PÓS-VERDADE: O NOVO STATUS DO VELHO BOATO
Em meados dos anos noventa, em um setembro quente do populoso bairro da Região Metropolitana do Rio de Janeiro, a deputada em campanha visitava os eleitores de casa em casa, convidando para o comício na praça principal. Após a caminhada de seis horas sob o sol escaldante, ao chegar ao local do comício, em um espaço reservado atrás do palco, puxou uma dessas cadeiras de plástico patrocinadas por cervejaria, emprestada pelo dono de um boteco próximo. Recompondo-se de uma desgastante empreitada, enxugava o rosto com uma toalha enquanto falava com assessores próximos: “não vejo a hora de chegar em casa, tomar um banho e tirar esse cheiro de pobre”. Por azar da deputada, o microfone estava ligado e sua fala fora reproduzida pelas caixas de som instaladas na praça, que estava repleta de pessoas esperando o comício. A revolta tomou conta da multidão, que iniciou uma quebradeira. A deputada, sob escolta e vaias, deixou o lugar para nunca mais voltar. A história chegou a muitos outros bairros, o que dificultou a campanha da deputada. A notícia se espalhou como rastilho de pólvora nos tempos em que as redes sociais ainda engatinhavam. O fato nunca existiu: criação de opositores, que espalharam o boato com ajuda de aliados em diversos bairros para prejudicar a campanha da deputada.

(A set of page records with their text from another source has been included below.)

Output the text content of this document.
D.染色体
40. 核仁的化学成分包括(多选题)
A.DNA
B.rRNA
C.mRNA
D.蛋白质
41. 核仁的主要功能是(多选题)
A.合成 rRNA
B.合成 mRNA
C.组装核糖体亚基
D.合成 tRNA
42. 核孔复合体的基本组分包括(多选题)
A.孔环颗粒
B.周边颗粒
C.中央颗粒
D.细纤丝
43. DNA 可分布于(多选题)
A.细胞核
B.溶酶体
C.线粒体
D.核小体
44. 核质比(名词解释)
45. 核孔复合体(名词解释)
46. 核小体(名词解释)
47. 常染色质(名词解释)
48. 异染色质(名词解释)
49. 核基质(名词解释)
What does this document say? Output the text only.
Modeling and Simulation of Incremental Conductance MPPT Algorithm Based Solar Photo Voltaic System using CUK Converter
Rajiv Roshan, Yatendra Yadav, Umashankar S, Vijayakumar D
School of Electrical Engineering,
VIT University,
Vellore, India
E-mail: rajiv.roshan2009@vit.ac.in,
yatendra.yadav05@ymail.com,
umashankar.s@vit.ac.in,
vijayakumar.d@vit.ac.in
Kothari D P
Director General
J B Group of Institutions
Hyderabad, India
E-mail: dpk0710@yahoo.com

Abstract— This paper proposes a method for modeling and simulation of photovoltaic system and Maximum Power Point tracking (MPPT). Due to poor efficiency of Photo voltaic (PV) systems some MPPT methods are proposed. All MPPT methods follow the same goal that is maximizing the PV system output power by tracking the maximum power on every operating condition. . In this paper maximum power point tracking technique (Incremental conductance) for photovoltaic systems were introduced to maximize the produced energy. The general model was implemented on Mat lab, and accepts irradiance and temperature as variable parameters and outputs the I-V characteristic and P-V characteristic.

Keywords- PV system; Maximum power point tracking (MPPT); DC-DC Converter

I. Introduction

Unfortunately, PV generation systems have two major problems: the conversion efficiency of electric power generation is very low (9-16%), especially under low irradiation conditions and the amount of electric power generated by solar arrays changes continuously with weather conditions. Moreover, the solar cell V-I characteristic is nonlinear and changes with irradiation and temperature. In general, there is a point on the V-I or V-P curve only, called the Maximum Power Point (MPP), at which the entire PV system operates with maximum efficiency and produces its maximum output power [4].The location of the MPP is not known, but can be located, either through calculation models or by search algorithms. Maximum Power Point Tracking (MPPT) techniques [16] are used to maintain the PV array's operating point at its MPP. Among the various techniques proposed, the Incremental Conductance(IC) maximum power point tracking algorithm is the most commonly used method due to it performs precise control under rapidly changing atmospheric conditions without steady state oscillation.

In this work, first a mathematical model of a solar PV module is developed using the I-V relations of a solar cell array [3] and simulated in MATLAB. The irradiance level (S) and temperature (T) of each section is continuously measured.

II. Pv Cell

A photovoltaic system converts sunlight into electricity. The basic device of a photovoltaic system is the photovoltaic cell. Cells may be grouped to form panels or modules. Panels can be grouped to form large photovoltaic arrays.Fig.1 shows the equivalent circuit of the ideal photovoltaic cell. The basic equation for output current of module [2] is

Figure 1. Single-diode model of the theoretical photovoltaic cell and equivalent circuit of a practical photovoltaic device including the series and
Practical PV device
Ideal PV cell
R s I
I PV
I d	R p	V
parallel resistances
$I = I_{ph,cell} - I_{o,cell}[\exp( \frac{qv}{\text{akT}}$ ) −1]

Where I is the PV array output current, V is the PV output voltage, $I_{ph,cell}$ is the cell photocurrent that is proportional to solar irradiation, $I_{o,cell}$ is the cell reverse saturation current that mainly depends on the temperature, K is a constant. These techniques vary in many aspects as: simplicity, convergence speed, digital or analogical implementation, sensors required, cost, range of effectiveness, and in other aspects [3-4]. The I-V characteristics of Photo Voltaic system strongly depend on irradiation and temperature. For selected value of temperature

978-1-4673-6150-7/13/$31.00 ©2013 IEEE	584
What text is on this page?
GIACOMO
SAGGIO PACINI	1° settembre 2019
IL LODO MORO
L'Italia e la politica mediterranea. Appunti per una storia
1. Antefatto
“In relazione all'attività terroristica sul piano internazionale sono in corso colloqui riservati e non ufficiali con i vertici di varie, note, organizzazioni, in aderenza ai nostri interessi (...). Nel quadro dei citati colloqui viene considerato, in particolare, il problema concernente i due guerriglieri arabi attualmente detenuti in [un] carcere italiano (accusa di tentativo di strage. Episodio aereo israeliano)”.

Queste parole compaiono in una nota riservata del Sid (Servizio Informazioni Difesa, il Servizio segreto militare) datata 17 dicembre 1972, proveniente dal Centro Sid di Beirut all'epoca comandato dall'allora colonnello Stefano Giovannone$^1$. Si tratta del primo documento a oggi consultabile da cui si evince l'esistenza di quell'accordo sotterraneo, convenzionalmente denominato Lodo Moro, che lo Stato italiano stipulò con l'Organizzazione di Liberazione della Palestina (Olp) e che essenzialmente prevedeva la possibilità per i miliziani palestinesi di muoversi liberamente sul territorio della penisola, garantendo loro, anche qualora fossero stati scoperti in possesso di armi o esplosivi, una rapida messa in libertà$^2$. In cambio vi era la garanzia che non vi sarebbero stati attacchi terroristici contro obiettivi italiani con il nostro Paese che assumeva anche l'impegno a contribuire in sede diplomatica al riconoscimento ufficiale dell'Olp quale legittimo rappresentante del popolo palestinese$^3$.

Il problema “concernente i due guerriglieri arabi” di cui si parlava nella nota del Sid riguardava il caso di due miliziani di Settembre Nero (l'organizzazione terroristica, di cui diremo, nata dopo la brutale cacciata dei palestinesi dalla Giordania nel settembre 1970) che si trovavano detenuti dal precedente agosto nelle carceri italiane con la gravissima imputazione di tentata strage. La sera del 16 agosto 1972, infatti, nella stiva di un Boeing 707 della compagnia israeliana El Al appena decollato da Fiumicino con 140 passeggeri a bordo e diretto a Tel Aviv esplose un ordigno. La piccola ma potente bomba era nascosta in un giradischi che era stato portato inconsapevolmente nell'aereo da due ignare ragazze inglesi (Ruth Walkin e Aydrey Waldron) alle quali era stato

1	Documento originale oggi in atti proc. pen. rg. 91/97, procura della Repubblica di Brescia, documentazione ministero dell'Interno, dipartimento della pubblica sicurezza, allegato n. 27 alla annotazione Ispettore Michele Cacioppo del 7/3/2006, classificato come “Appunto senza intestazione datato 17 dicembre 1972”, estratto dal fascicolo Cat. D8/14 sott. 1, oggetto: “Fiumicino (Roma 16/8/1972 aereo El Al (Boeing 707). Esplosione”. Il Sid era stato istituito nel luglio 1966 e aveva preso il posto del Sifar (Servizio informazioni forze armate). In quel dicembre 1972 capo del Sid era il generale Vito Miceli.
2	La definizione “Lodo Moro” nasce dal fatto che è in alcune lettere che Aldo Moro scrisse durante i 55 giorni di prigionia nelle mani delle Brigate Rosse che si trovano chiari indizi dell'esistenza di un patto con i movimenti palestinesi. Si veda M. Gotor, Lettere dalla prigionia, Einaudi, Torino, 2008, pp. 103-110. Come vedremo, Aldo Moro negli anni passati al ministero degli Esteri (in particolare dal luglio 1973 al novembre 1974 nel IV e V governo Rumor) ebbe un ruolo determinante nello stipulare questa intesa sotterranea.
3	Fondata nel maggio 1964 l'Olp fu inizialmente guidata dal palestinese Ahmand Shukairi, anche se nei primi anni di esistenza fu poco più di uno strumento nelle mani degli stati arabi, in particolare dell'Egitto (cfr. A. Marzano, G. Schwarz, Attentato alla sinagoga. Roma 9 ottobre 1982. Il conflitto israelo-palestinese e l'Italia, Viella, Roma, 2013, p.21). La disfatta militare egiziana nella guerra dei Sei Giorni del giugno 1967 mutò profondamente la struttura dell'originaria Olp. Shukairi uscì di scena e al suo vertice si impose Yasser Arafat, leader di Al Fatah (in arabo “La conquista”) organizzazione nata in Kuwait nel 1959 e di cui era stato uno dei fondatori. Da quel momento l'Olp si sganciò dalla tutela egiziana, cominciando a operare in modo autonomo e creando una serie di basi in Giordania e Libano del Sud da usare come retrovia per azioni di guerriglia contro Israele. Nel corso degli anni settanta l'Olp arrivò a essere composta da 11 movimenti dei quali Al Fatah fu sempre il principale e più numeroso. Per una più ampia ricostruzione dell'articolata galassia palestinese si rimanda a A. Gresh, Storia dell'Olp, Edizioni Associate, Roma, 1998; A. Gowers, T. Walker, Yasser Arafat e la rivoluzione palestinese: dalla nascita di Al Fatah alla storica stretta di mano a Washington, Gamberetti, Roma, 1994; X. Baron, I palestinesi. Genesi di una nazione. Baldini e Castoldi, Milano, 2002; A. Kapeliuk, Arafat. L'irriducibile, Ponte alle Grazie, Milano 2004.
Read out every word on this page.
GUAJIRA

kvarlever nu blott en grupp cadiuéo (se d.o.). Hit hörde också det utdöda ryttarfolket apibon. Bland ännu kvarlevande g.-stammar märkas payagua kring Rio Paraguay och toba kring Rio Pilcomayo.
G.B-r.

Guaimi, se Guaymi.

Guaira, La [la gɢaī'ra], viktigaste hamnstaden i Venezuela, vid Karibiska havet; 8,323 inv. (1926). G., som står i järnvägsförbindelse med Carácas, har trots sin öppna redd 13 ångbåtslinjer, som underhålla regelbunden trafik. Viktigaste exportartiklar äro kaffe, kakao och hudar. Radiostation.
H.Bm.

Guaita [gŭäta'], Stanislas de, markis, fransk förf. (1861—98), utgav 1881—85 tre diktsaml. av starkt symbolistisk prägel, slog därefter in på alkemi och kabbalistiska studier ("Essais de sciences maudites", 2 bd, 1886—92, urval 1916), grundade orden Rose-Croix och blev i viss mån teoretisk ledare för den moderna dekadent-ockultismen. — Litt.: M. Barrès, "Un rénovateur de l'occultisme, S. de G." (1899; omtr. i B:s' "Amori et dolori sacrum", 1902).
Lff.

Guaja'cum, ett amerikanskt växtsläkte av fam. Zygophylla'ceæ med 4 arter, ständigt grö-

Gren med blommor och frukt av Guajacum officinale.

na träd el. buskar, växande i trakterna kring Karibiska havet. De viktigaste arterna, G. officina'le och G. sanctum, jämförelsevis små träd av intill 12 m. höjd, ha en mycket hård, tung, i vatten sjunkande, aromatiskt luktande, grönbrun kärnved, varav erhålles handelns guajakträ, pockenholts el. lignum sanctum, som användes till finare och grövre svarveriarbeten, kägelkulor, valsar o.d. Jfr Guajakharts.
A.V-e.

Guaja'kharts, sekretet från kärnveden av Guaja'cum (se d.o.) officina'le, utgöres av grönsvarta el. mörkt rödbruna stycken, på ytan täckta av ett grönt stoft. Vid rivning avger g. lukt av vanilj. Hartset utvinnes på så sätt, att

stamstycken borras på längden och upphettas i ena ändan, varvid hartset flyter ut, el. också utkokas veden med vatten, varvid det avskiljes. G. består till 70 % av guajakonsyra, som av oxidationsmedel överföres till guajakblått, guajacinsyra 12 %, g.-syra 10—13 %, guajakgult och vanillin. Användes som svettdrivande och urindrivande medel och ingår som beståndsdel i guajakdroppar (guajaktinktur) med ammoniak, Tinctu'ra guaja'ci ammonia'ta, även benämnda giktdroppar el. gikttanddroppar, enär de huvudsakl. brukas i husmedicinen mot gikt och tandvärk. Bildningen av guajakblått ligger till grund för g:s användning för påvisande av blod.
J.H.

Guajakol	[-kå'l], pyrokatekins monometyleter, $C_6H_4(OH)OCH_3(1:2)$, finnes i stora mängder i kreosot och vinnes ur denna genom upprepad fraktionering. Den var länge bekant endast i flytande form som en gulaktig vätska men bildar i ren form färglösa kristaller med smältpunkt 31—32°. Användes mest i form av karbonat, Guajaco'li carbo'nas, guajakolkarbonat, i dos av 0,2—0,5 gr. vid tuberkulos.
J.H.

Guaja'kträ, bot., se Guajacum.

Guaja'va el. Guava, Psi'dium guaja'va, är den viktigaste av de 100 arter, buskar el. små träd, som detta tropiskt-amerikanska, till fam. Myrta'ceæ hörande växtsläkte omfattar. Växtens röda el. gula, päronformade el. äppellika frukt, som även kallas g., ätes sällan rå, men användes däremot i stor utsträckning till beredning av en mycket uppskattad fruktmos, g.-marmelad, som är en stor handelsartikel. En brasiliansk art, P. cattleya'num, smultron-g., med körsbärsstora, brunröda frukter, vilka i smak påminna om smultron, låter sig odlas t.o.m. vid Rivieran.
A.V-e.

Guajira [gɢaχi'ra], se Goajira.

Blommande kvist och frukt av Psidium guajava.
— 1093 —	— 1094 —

Deram um novo nome aos boatos. Muito do comportamento humano foi rebatizado nos tempos de internet, com isso se veem comportamentos antigos como se fossem práticas nascidas da tecnologia. Alguns afirmam: “a pós-verdade é um fenômeno das redes sociais”. É boataria que sempre existiu, mas que se potencializou, ganhando velocidade e alcance com a tecnologia. Outros apregoam: “com as redes sociais as pessoas passaram a buscar a aprovação dos outros” – também não é novidade; o processo identitário do indivíduo sempre dependeu dos grupos sociais de convivência. Outros vociferam: “Mark Zuckerberg é o criador das interações sociais” – Não!!! Os processos de interação são estudados desde os anos 50 (o Facebook e similares deram amplitude aos processos de interação). Não se pode chamar de novo o que sempre existiu.
Independentemente das novas formas de comunicar, boatos podem ser devastadores. As pessoas sabem disso! Apresentar uma prática detestável antiga como um novo fenômeno pode não ser didático e tende a adiar o ensinamento básico de que não se deve divulgar por aí tudo que é lido na internet.